Life sentence seems to be clearly defined by the laws. In simple words, it is a sentence of imprisonment under which a person who is convicted, usually for very serious crimes, stays in prison for the rest of his/her life. It is not really rocket science. Nevertheless, one prisoner, who has been behind the bars for years, came up with an ingenious argument which could potentially set him free.

Any kind of prison sentence can be given with or without a possibility of parole which is a conditional freedom for a prisoner (also known as a parolee), but under strict rules, of which the most important one is to stay out of trouble. According to the Infographic Show, not all prisoners, especially those convicted of a first-degree murder, kidnapping, rape, arson or drug trafficking, are eligible for a parole. A decision whether a parolee will be released back into a community or remain behind bars is in the hands of a special committee, called the Parole board. It is made based on numerous factors, such as age, mental stability, prior criminal record, amount of time already spent in prison, behaviour and prediction if the person may be dangerous to a community or will become a contributing member of society. Therefore, parole is not a right, but something that needs to be well-earned.
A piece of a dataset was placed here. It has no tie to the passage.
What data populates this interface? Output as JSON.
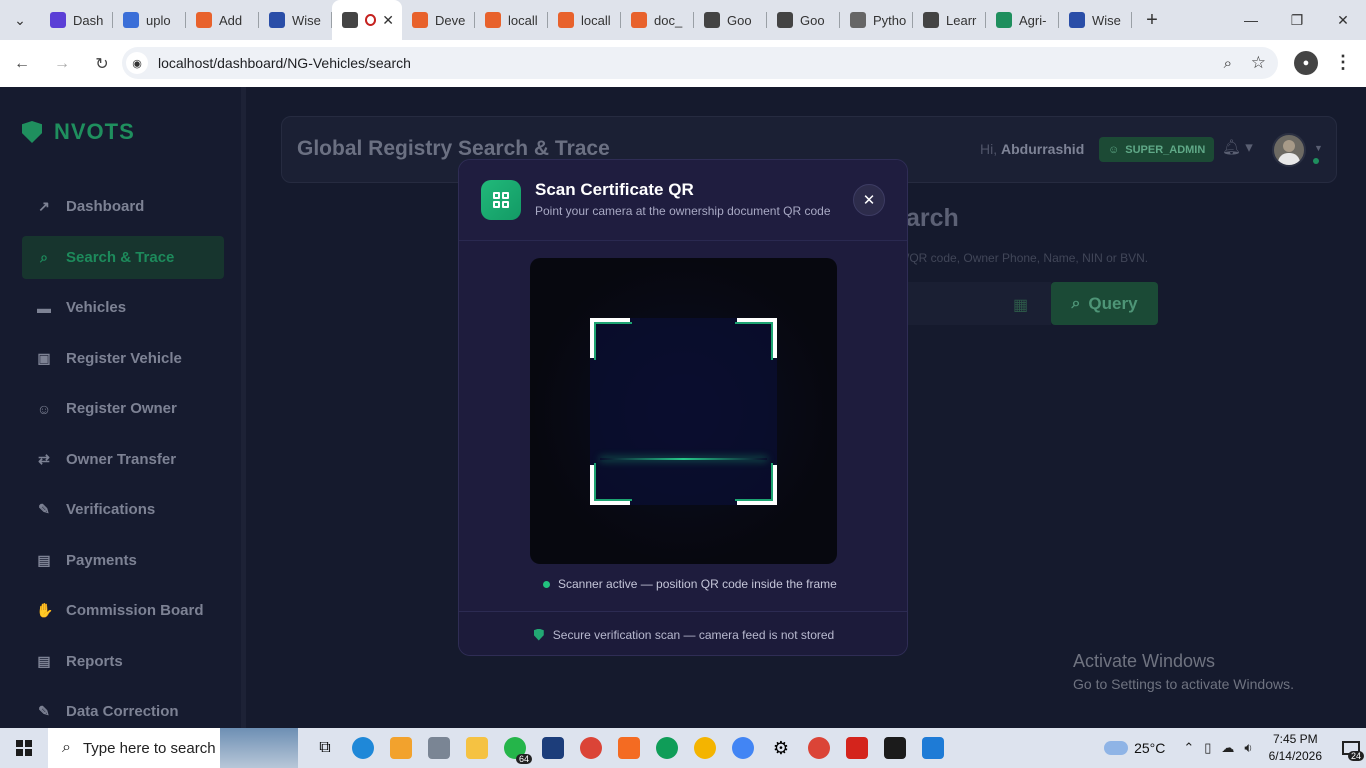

One of Iowa State Penitentiary’s inmates, a 66-year-old Benjamin Schreiber, got convicted of murdering a man with a handle of an axe in 1996, and was sentenced to life without parole, according to The Des Moines Register.
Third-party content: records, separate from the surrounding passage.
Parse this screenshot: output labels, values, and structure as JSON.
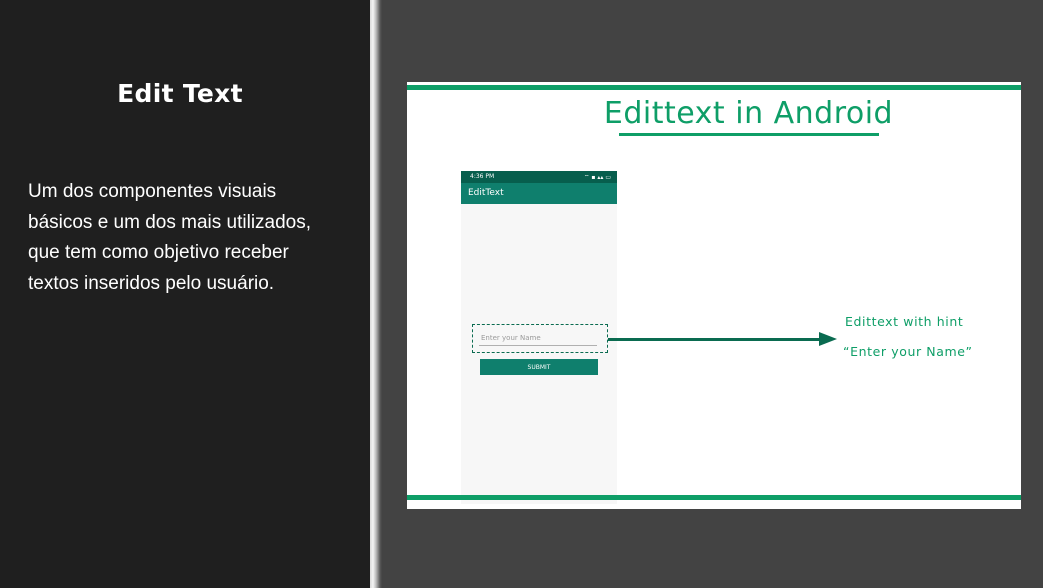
{
  "left_panel": {
    "title": "Edit Text",
    "body_lines": [
      "Um dos componentes visuais",
      "básicos e um dos mais utilizados,",
      "que tem como objetivo receber",
      "textos inseridos pelo usuário."
    ]
  },
  "slide": {
    "title": "Edittext in Android",
    "phone": {
      "status_time": "4:36 PM",
      "status_icons": "⌔ ▪ ▴▴ ▭",
      "app_title": "EditText",
      "edit_hint": "Enter your Name",
      "submit_label": "SUBMIT"
    },
    "callout": {
      "line1": "Edittext with hint",
      "line2": "“Enter your Name”"
    }
  },
  "colors": {
    "accent_green": "#0e9e67",
    "app_teal": "#0f7f6d",
    "panel_dark": "#1f1f1f",
    "background_gray": "#434343"
  }
}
As The New York Times reported, in March 2015, he was taken to a hospital because he had high fever and lost consciousness, which was a result of a septic poisoning, and later he also got a seizure. Although receiving different orders from his brother and despite he signed a “do not resuscitate” agreement a few years before, the doctors revived him.

He was later taken back to prison, but, unexpectedly, decided to file several legal appeals. He was claiming that because he briefly died before he was resuscitated, his life sentence has technically ended, as The Washington Post reported. One of his arguments was also that he was revived against his will.
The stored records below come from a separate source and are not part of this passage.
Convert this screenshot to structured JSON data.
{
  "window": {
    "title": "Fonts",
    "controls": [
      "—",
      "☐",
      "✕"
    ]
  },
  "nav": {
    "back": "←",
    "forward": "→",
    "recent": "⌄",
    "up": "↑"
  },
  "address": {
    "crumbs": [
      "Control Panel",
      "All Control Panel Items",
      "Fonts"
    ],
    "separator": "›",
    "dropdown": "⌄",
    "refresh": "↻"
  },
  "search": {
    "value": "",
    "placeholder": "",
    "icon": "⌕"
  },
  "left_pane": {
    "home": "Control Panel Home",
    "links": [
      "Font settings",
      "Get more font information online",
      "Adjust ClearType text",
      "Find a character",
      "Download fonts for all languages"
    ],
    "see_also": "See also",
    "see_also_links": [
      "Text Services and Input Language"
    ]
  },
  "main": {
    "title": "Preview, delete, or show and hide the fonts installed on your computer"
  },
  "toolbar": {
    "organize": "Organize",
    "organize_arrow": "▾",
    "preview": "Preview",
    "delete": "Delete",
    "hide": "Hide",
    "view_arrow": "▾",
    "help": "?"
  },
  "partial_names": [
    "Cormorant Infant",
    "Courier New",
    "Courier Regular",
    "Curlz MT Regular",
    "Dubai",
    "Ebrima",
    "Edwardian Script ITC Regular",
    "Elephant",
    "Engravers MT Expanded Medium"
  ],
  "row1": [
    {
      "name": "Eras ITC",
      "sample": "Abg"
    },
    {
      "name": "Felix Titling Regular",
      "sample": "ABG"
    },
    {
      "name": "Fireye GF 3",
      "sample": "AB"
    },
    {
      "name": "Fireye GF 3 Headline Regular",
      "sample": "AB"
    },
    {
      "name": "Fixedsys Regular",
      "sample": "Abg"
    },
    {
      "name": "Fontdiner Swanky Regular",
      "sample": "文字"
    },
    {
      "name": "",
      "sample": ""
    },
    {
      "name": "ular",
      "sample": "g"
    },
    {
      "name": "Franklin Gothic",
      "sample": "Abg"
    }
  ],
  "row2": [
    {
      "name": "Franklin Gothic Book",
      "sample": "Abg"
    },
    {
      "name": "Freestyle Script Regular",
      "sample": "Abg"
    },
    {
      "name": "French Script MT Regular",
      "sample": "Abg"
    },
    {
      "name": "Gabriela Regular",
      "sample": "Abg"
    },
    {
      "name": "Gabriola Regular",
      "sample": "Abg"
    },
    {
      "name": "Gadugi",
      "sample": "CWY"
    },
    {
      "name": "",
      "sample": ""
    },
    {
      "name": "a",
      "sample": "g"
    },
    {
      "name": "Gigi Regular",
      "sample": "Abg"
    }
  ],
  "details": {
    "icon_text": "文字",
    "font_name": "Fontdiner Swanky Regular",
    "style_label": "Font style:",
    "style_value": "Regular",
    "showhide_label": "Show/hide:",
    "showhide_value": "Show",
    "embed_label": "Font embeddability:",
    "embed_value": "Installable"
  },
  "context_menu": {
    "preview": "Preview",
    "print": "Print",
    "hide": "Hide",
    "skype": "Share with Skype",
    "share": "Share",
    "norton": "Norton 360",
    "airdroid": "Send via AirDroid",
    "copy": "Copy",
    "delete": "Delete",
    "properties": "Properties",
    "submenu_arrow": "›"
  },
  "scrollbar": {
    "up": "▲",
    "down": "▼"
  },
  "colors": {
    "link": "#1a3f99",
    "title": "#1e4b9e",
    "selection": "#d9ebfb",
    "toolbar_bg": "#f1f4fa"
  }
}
The Iowa Court of Appeals has considered his appeal but wasn’t persuaded by his arguments and therefore rejected his request to set him free. The judges wrote for the court that he is clearly still alive, since he was able to file a legal motion petitioning for his release. This is also a reason why he will remain incarcerated until a medical professional officially determines he is dead for good, according to The Washington post.

Eve Brensike Primus, a criminal law professor from the University of Michigan Law School, was interviewed by The New York Times. She believes that if people could officially be considered dead before revival, it would create numerous problems, and I completely agree with her. First of all, it would lead to a lot of confusion in cases like Mr. Schreiber’s, because the prisoners would be dead for a criminal justice system, but perfectly alive on the other hand, and freely walking around as if nothing has happened – I imagine it would feel like our reality has just turned into the American TV series, The Walking Dead. Joking aside, allowing that would create so many complications in the law system, also as far as releasing potentially dangerous prisoners is concerned. Not only that, it would put insurance companies into trouble as well, because they would have to pay (maybe even more than once) compensation to families for “the death” of their family member, in case of having a life insurance. Problems would also appear when considering inheritance claims – if the person is actually still alive, what is he/she going to live with if all his/her possessions will be divided among other people?

As we have seen, the terms, such as “life” and “death” are sometimes not defined thoroughly enough, so some might try to seek for a loophole in the law. This story also shows what a huge responsibility judges have, especially let’s say in the USA or England, where they follow common law which is a legal system in which judges’ decisions in one case also serve as a legal precedent for next similar cases, so when the court declares something, it is like making a law.

At the end of the day, smart ideas sometimes outsmart the system, and other times they help it learn and evolve.